Il minaudait et jouissait de mon impatience. Je l’aurais volontiers pris au collet et secoué dans son complet vert. Il reprit :

— Mais si, monsieur Delbray, il y a du nouveau et j’ai même à vous annoncer une nouvelle qui vous chagrinera, comme elle nous a chagrinés tous.

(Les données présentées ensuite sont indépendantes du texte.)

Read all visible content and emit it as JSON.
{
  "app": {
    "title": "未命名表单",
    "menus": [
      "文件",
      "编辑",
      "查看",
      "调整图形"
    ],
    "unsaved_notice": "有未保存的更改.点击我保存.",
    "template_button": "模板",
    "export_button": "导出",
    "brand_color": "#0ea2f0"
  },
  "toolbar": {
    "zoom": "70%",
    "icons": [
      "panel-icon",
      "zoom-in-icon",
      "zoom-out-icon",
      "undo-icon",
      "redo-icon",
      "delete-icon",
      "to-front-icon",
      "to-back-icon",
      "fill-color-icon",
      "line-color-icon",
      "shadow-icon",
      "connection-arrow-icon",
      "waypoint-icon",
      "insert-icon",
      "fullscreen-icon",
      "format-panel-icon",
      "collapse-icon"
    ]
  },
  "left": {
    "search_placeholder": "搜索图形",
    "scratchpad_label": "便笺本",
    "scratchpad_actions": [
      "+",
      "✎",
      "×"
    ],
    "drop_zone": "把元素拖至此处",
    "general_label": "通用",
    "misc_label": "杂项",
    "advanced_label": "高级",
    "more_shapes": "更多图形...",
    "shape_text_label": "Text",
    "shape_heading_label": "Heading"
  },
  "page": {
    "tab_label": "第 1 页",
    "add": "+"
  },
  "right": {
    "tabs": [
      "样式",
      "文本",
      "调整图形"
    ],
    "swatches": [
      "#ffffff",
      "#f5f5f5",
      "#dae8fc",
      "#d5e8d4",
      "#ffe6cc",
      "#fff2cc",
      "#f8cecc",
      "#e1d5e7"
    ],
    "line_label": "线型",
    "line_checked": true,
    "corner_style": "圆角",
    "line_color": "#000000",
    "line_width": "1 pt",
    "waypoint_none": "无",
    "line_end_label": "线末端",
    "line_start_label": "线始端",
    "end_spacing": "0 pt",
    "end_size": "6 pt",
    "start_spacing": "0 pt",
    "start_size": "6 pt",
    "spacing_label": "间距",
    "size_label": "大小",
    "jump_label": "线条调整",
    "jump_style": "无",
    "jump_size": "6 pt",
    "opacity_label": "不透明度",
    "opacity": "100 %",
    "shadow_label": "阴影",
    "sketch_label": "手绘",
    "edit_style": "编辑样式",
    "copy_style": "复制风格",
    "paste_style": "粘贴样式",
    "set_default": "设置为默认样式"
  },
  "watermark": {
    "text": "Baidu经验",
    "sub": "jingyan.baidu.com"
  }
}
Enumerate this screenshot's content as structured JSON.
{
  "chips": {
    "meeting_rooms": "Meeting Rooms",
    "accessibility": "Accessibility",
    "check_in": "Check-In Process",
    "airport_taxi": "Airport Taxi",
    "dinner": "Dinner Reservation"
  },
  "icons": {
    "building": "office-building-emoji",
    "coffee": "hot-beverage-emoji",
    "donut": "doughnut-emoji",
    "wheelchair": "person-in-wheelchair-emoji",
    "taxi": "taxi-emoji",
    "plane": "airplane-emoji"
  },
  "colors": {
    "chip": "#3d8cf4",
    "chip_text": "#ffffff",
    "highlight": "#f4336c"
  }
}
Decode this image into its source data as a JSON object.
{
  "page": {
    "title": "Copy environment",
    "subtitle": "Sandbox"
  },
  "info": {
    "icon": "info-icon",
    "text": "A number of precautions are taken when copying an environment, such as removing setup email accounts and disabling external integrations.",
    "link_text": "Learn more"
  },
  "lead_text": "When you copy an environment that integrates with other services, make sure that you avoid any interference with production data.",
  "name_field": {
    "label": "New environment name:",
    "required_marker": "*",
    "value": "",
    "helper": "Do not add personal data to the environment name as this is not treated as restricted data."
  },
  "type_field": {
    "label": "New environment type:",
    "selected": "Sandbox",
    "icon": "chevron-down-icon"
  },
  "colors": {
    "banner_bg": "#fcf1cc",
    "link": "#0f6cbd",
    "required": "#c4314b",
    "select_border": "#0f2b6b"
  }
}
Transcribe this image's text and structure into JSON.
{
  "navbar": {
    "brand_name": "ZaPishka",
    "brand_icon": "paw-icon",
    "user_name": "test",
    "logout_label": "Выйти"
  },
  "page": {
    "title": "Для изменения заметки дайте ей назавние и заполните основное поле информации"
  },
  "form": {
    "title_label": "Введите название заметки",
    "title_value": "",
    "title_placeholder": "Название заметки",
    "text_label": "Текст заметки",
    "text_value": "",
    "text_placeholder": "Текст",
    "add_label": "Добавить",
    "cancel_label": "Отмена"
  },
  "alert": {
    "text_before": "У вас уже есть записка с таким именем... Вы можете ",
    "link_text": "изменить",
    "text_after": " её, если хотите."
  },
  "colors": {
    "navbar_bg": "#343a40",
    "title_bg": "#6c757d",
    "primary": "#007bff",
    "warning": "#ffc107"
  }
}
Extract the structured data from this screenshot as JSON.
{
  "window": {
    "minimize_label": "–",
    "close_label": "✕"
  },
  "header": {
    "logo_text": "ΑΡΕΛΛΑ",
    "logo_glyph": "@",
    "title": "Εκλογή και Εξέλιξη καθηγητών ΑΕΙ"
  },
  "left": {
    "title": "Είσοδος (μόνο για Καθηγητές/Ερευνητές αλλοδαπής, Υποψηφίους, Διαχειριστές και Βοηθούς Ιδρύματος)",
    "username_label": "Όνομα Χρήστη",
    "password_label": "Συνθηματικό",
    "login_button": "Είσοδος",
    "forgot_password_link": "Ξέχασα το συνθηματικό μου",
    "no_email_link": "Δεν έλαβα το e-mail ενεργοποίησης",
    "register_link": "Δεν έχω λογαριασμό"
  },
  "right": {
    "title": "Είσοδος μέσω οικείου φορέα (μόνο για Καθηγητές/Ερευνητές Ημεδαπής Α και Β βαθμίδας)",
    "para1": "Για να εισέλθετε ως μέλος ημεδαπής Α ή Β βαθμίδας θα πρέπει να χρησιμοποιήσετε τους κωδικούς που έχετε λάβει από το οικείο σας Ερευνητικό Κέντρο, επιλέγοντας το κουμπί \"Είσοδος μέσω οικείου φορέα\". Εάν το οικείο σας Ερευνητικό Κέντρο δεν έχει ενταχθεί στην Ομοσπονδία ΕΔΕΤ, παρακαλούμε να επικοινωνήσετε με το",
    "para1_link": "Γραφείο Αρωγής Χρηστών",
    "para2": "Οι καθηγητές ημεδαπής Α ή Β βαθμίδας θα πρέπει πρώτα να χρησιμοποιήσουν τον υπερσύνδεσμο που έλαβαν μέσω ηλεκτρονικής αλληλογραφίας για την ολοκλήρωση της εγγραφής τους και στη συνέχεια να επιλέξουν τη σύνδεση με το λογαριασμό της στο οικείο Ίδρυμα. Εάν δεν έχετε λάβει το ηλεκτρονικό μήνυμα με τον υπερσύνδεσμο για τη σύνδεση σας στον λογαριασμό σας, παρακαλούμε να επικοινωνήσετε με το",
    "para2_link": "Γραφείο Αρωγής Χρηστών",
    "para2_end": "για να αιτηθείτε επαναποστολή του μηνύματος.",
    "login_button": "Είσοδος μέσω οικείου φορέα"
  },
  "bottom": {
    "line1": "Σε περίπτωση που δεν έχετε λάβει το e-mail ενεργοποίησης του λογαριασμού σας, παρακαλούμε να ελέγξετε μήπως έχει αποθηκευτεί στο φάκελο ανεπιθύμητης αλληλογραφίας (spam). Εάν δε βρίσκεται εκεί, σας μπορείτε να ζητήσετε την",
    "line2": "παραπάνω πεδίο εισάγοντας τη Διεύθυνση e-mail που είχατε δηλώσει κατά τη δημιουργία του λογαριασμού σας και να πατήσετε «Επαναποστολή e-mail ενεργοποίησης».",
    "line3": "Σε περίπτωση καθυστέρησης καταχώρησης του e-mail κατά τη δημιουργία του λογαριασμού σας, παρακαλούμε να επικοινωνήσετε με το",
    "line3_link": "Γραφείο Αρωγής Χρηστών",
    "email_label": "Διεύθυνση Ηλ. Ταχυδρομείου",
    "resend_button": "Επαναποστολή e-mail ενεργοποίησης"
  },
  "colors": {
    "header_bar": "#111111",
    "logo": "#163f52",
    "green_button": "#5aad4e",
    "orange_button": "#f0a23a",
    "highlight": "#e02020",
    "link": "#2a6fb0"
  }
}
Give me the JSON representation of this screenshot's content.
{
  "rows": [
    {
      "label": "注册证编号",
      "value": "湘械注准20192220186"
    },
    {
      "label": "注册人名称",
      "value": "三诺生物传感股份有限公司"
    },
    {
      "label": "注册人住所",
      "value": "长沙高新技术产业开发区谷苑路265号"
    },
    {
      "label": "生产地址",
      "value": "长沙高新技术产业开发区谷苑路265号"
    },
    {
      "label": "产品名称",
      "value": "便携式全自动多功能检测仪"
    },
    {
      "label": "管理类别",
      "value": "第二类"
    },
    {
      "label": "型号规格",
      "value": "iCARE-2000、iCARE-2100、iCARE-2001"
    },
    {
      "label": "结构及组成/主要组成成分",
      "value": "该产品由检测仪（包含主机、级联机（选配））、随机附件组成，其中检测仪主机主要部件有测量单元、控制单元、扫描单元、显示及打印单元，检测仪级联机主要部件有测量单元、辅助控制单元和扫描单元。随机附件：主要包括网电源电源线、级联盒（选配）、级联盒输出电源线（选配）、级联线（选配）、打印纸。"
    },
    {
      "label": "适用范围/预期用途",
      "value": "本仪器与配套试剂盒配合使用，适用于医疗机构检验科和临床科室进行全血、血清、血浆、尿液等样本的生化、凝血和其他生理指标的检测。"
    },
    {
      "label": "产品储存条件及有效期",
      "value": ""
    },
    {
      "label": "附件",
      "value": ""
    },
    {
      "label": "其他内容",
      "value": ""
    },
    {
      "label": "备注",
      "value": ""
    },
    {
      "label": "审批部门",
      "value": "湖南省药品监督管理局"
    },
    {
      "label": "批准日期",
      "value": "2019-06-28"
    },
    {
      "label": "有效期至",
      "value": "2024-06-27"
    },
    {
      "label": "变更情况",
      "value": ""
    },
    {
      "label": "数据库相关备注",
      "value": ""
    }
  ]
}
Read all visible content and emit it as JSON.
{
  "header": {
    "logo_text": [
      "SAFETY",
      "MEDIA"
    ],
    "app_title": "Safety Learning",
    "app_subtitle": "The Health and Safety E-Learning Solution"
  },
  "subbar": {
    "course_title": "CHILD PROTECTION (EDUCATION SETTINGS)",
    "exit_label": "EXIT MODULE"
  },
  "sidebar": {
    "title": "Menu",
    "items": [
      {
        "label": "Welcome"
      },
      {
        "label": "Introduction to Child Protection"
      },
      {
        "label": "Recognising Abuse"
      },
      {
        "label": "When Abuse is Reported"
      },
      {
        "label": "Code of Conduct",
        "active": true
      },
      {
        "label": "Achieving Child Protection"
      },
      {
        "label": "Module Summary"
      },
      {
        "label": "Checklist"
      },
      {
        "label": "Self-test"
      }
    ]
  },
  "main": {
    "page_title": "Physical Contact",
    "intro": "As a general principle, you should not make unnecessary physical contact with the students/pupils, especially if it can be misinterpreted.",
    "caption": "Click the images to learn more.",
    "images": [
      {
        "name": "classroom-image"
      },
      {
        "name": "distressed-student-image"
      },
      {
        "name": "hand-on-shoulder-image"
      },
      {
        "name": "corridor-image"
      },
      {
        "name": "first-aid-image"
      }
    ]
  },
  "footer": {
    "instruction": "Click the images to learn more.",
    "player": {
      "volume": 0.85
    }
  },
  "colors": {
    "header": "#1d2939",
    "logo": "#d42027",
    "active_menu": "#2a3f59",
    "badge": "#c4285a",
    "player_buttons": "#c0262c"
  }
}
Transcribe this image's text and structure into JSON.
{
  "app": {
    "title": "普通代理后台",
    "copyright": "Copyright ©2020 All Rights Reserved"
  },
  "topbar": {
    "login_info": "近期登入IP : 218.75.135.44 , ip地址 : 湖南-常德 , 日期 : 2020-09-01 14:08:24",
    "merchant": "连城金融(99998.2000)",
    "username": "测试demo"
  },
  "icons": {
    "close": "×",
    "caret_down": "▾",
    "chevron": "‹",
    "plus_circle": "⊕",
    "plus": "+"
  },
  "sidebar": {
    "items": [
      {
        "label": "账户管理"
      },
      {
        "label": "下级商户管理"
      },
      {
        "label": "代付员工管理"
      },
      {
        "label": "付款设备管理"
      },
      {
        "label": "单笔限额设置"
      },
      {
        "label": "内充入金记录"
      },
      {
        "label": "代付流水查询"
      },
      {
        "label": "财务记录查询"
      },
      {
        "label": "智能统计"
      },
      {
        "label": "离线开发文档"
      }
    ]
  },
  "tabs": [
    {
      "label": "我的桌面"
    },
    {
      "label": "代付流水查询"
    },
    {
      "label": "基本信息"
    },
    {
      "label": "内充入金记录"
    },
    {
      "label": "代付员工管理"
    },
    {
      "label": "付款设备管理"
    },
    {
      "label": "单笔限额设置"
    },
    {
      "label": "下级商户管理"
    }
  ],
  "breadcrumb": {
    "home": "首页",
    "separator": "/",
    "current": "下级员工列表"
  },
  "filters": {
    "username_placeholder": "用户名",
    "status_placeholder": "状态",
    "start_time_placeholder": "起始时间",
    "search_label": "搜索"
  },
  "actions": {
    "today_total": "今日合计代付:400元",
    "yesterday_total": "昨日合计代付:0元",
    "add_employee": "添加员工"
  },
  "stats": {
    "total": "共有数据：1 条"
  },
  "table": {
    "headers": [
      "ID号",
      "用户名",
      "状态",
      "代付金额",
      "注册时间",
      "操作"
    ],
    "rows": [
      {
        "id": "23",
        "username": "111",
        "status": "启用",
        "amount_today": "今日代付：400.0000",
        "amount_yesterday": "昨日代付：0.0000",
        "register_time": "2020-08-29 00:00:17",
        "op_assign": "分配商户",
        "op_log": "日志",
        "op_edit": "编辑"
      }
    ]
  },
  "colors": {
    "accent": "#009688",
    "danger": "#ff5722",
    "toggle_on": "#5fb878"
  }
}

Il s’arrêta. Mon cœur battit violemment. Je savais qu’il s’agissait de Mme de Lérins. Était-elle malade ? Quelque accident ? Gernon continua :

— Oui, l’Amphisbène n’est plus désormais qu’un vulgaire rafiot, un vague ponton. Il a perdu son plus bel ornement ; il est privé de sa plus gracieuse passagère.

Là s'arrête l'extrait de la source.